Distributed Node Coordination for Real-Time Energy-Constrained Control in Wireless Sensor and Actuator Networks

Abstract

Wireless sensor and actuator networks (WSANs) are emerging as a new generation of wireless sensor networks. Due to the coupling between the sensing areas of the sensors and the action areas of the actuators, the efficient coordination among the nodes is a great challenge. In this paper, we address the problem of distributed node coordination in WSANs aiming at meeting the user’s requirements on the states of the points of interest (POIs) in a real-time and energy-efficient manner. The node coordination problem is formulated as a nonlinear program. To solve it efficiently, the problem is divided into two correlated subproblems: 1) the sensor-actuator (S-A) coordination and 2) the actuator-actuator (A-A) coordination.
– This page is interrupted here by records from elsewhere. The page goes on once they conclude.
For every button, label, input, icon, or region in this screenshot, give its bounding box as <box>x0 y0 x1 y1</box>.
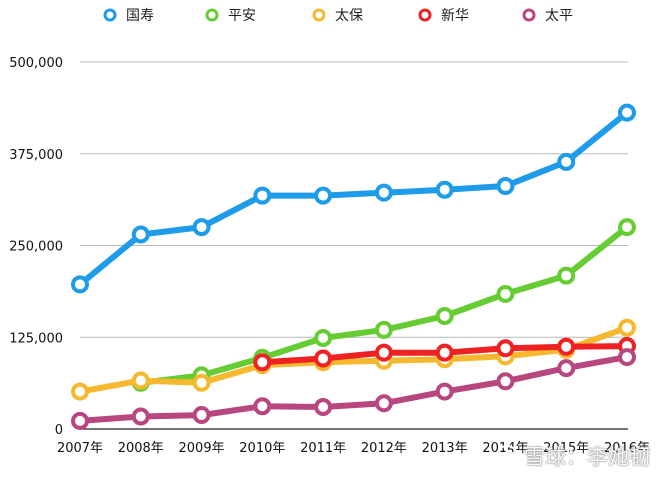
legend: 国寿 平安 太保 新华 太平 <box>103 7 573 24</box>
series-太平 <box>71 348 636 430</box>
legend-marker <box>205 8 219 22</box>
data-point <box>192 406 211 425</box>
series-国寿 <box>71 103 636 294</box>
legend-label: 平安 <box>228 8 256 24</box>
x-tick-label: 2009年 <box>179 441 225 456</box>
x-tick-label: 2011年 <box>300 441 346 456</box>
data-point <box>131 371 150 390</box>
y-axis-ticks: 0 125,000 250,000 375,000 500,000 <box>9 56 63 438</box>
data-point <box>374 394 393 413</box>
data-point <box>71 382 89 401</box>
data-point <box>71 411 89 430</box>
data-point <box>435 306 454 325</box>
legend-label: 新华 <box>441 8 469 24</box>
data-point <box>71 275 89 294</box>
data-point <box>618 218 636 237</box>
data-point <box>253 186 272 205</box>
x-tick-label: 2015年 <box>543 441 589 456</box>
legend-item: 新华 <box>418 8 469 24</box>
data-point <box>374 320 393 339</box>
watermark: 雪球：李她韧 <box>495 441 650 471</box>
x-tick-label: 2013年 <box>422 441 468 456</box>
x-tick-label: 2012年 <box>361 441 407 456</box>
data-point <box>557 266 576 285</box>
data-point <box>618 318 636 337</box>
data-point <box>618 348 636 367</box>
y-tick-label: 125,000 <box>9 331 63 346</box>
data-point <box>253 397 272 416</box>
data-point <box>374 183 393 202</box>
data-point <box>557 337 576 356</box>
data-point <box>496 177 515 196</box>
series-lines <box>71 103 636 430</box>
data-point <box>131 407 150 426</box>
series-line <box>77 354 630 424</box>
x-tick-label: 2007年 <box>57 441 103 456</box>
series-line <box>77 324 630 395</box>
data-point <box>314 349 333 368</box>
data-point <box>435 382 454 401</box>
xueqiu-logo-icon <box>496 445 518 467</box>
y-tick-label: 250,000 <box>9 240 63 255</box>
x-tick-label: 2016年 <box>604 441 650 456</box>
y-tick-label: 500,000 <box>9 56 63 71</box>
data-point <box>435 343 454 362</box>
data-point <box>192 218 211 237</box>
y-tick-label: 375,000 <box>9 148 63 163</box>
legend-label: 太保 <box>335 8 363 24</box>
watermark-text: 雪球：李她韧 <box>524 445 650 469</box>
legend-item: 国寿 <box>103 7 154 24</box>
y-tick-label: 0 <box>55 423 63 438</box>
series-line <box>77 109 630 288</box>
legend-marker <box>103 8 117 22</box>
data-point <box>435 180 454 199</box>
x-axis-ticks: 2007年 2008年 2009年 2010年 2011年 2012年 2013年 2014年… <box>57 441 650 456</box>
legend-label: 国寿 <box>126 7 154 24</box>
legend-marker <box>522 8 536 22</box>
data-point <box>496 284 515 303</box>
data-point <box>314 397 333 416</box>
series-新华 <box>253 337 636 372</box>
data-point <box>314 328 333 347</box>
legend-label: 太平 <box>545 8 573 24</box>
x-tick-label: 2010年 <box>239 441 285 456</box>
data-point <box>557 359 576 378</box>
data-point <box>131 225 150 244</box>
data-point <box>253 353 272 372</box>
legend-item: 平安 <box>205 8 256 24</box>
legend-marker <box>312 8 326 22</box>
x-tick-label: 2008年 <box>118 441 164 456</box>
grid-lines <box>80 61 628 430</box>
data-point <box>618 103 636 122</box>
data-point <box>314 186 333 205</box>
data-point <box>192 373 211 392</box>
legend-item: 太平 <box>522 8 573 24</box>
legend-marker <box>418 8 432 22</box>
data-point <box>496 339 515 358</box>
data-point <box>374 343 393 362</box>
data-point <box>496 372 515 391</box>
data-point <box>557 152 576 171</box>
legend-item: 太保 <box>312 8 363 24</box>
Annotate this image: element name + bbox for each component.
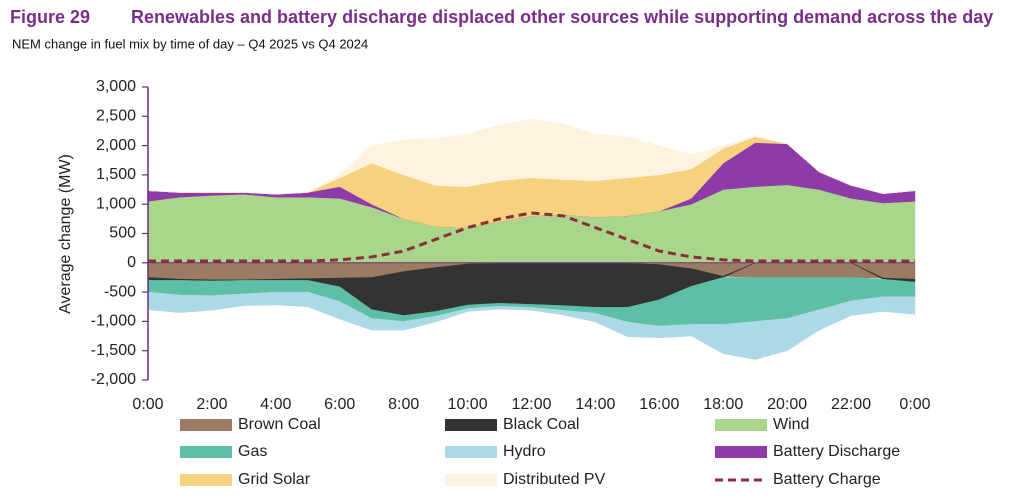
x-tick-label: 8:00 [388,396,419,413]
legend-swatch [180,419,232,431]
x-tick-label: 14:00 [575,396,615,413]
legend-swatch [180,474,232,486]
line [148,211,915,263]
figure-label: Figure 29 [10,7,90,27]
legend-swatch [715,419,767,431]
x-tick-label: 0:00 [899,396,930,413]
legend-swatch [445,474,497,486]
legend-label: Battery Charge [773,471,881,488]
y-tick-label: 500 [109,225,136,242]
x-tick-label: 18:00 [703,396,743,413]
legend-label: Black Coal [503,416,579,433]
y-tick-label: -500 [104,283,136,300]
y-tick-label: 0 [127,254,136,271]
legend-label: Distributed PV [503,471,606,488]
y-tick-label: -1,500 [91,342,136,359]
legend-swatch [715,446,767,458]
x-tick-label: 22:00 [831,396,871,413]
x-tick-label: 4:00 [260,396,291,413]
y-tick-label: -2,000 [91,371,136,388]
y-tick-label: 2,500 [96,108,136,125]
x-tick-label: 16:00 [639,396,679,413]
legend-swatch [445,419,497,431]
y-tick-label: -1,000 [91,313,136,330]
x-tick-label: 12:00 [511,396,551,413]
legend-label: Battery Discharge [773,443,900,460]
legend-swatch [180,446,232,458]
legend-label: Grid Solar [238,471,311,488]
legend-label: Gas [238,443,267,460]
x-tick-label: 20:00 [767,396,807,413]
chart-subtitle: NEM change in fuel mix by time of day – … [12,36,368,51]
legend-label: Brown Coal [238,416,321,433]
y-axis-label: Average change (MW) [57,154,74,314]
x-tick-label: 6:00 [324,396,355,413]
y-tick-label: 1,500 [96,166,136,183]
x-tick-label: 0:00 [132,396,163,413]
x-tick-label: 2:00 [196,396,227,413]
y-tick-label: 2,000 [96,137,136,154]
area [147,291,916,360]
chart-title: Renewables and battery discharge displac… [131,7,993,27]
x-tick-label: 10:00 [448,396,488,413]
legend-label: Hydro [503,443,546,460]
y-tick-label: 1,000 [96,195,136,212]
area [147,118,916,195]
legend-label: Wind [773,416,809,433]
legend-swatch [445,446,497,458]
y-tick-label: 3,000 [96,78,136,95]
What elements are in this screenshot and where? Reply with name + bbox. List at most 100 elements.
In the S-A coordination, a distributed federated Kalman filter-based estimation approach is applied for the actuators to collaborate with their ambient sensors to estimate the states of the POIs. In the A-A coordination, a distributed Lagrange-based control method is designed for the actuators to optimally adjust their outputs, based on the estimated results from the S-A coordination. The convergence of the proposed method is proved rigorously. As the proposed node coordination scheme is distributed, we find the optimal solution while avoiding high computational complexity. The simulation results also show that the proposed distributed approach is an efficient and practically applicable method with reasonable complexity.